Condition: Framing tape at margins on verso. Three very minor tears repaired on verso.
Description:
A beautiful example with vivid colour of Gerard Mercator’s second state of his seminal map of the North Pole. This map was first issued posthumously by Mercator’s son, Rumold, in 1595 and was the first map ever published to concentrate exclusively on the Arctic. The 1595 map has its provenance from Mercator’s 1569 wall map that revolutionized modern cartography by introducing a new world projection. However, to counterbalance the projection’s polar distortions, the 1569 wall map incorporated a separate arctic projection from which the 1595 map is based. Although to modern eyes the depiction at the North Pole with its four islands and a whirlpool surrounding the “Rupes nigra”, or magnetic rock, may seem fanciful, Mercator was attempting to reconcile together different conceptualization of the earth’s pole from varied contemporary sources. These sources, which were mentioned in his letter to John Dee, an Elizabethan scholar who was instrumental in advocating England’s early voyages of discovery, unfortunately have been lost to modern readers. That being said, the sources most likely include such works as Jacobus Cnoyen’s Itinerarium that helped support the notion that England had in the past sailed to these arctic shores and gave credence to those who later sailed in search of a Northwest or Northeast passage to the Orient as depicted by Mercator’s map.

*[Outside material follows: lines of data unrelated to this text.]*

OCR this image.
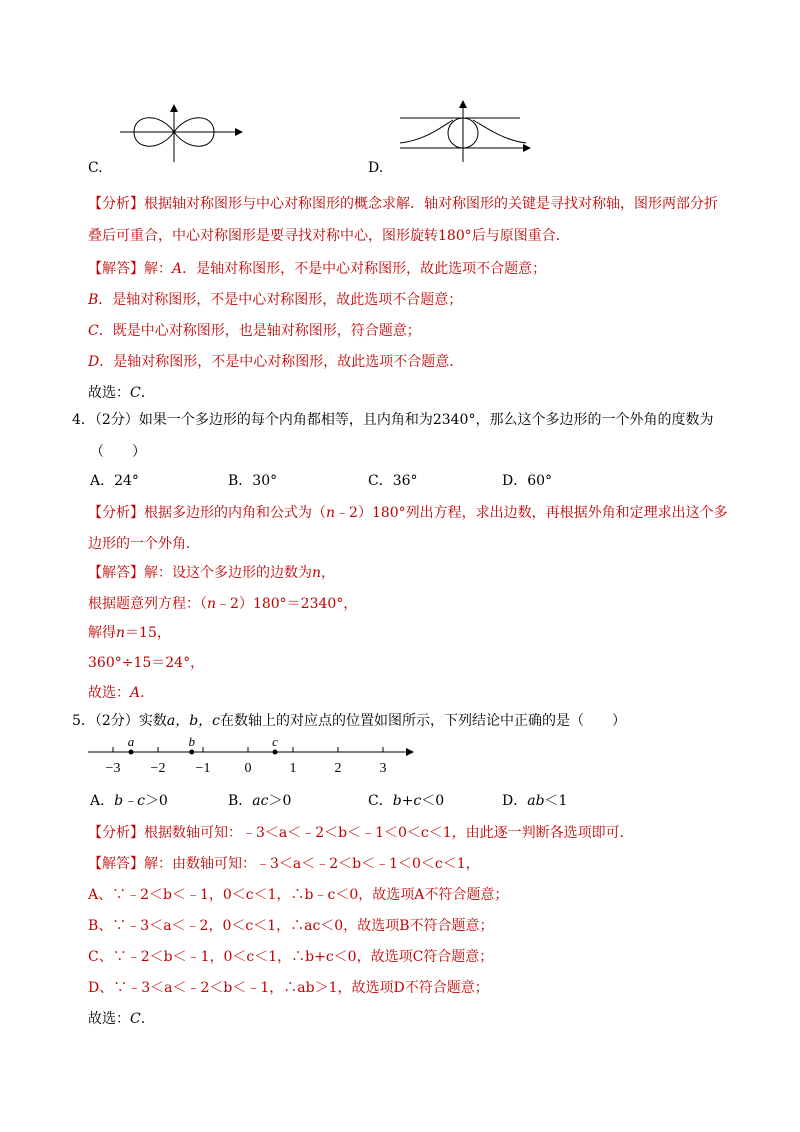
C.	D.
【分析】根据轴对称图形与中心对称图形的概念求解．轴对称图形的关键是寻找对称轴，图形两部分折
叠后可重合，中心对称图形是要寻找对称中心，图形旋转180°后与原图重合．
【解答】解：A．是轴对称图形，不是中心对称图形，故此选项不合题意；
B．是轴对称图形，不是中心对称图形，故此选项不合题意；
C．既是中心对称图形，也是轴对称图形，符合题意；
D．是轴对称图形，不是中心对称图形，故此选项不合题意．
故选：C．
4．（2分）如果一个多边形的每个内角都相等，且内角和为2340°，那么这个多边形的一个外角的度数为
（　　）
A．24°	B．30°	C．36°	D．60°
【分析】根据多边形的内角和公式为（n﹣2）180°列出方程，求出边数，再根据外角和定理求出这个多
边形的一个外角．
【解答】解：设这个多边形的边数为n，
根据题意列方程：（n﹣2）180°＝2340°，
解得n＝15，
360°÷15＝24°，
故选：A．
5．（2分）实数a，b，c在数轴上的对应点的位置如图所示，下列结论中正确的是（　　）
−3 −2 −1 0	1	2	3
a	b	c
A．b﹣c＞0	B．ac＞0	C．b+c＜0	D．ab＜1
【分析】根据数轴可知：﹣3＜a＜﹣2＜b＜﹣1＜0＜c＜1，由此逐一判断各选项即可．
【解答】解：由数轴可知：﹣3＜a＜﹣2＜b＜﹣1＜0＜c＜1，
A、∵﹣2＜b＜﹣1，0＜c＜1，∴b﹣c＜0，故选项A不符合题意；
B、∵﹣3＜a＜﹣2，0＜c＜1，∴ac＜0，故选项B不符合题意；
C、∵﹣2＜b＜﹣1，0＜c＜1，∴b+c＜0，故选项C符合题意；
D、∵﹣3＜a＜﹣2＜b＜﹣1，∴ab＞1，故选项D不符合题意；
故选：C．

It is worth mentioning that Mercator also integrates information gathered from contemporary explorers, such as Martin Forbisher and John Davis. Nonetheless, similar to other maps of the era, the drawing of Forbisher’s Strait appears incorrectly in Greeland so as to confuse the location of the Meta Incognita which was believed to be the possible entry to the Northwest passage.
However, as the pace of new arctic exploration continued, notably from the discoveries of the Dutch explorer Willem Barentz, the second state of this map first published in 1606 integrated a new depiction of the coastline of Nova Zembla as well as the islands in its immediate vicinity. Also of note is Groenland’s new position which allows for greater space between it and the South Western fictitious island surrounding the Rupes Nigra.
Mercator’s map of the North Pole would stand as the standard depiction of the arctic until the advent of Henricus Hondius’ map Nova et Accurata Poli Arctici et Terrarum cium lacentium Descriptoof in 1637.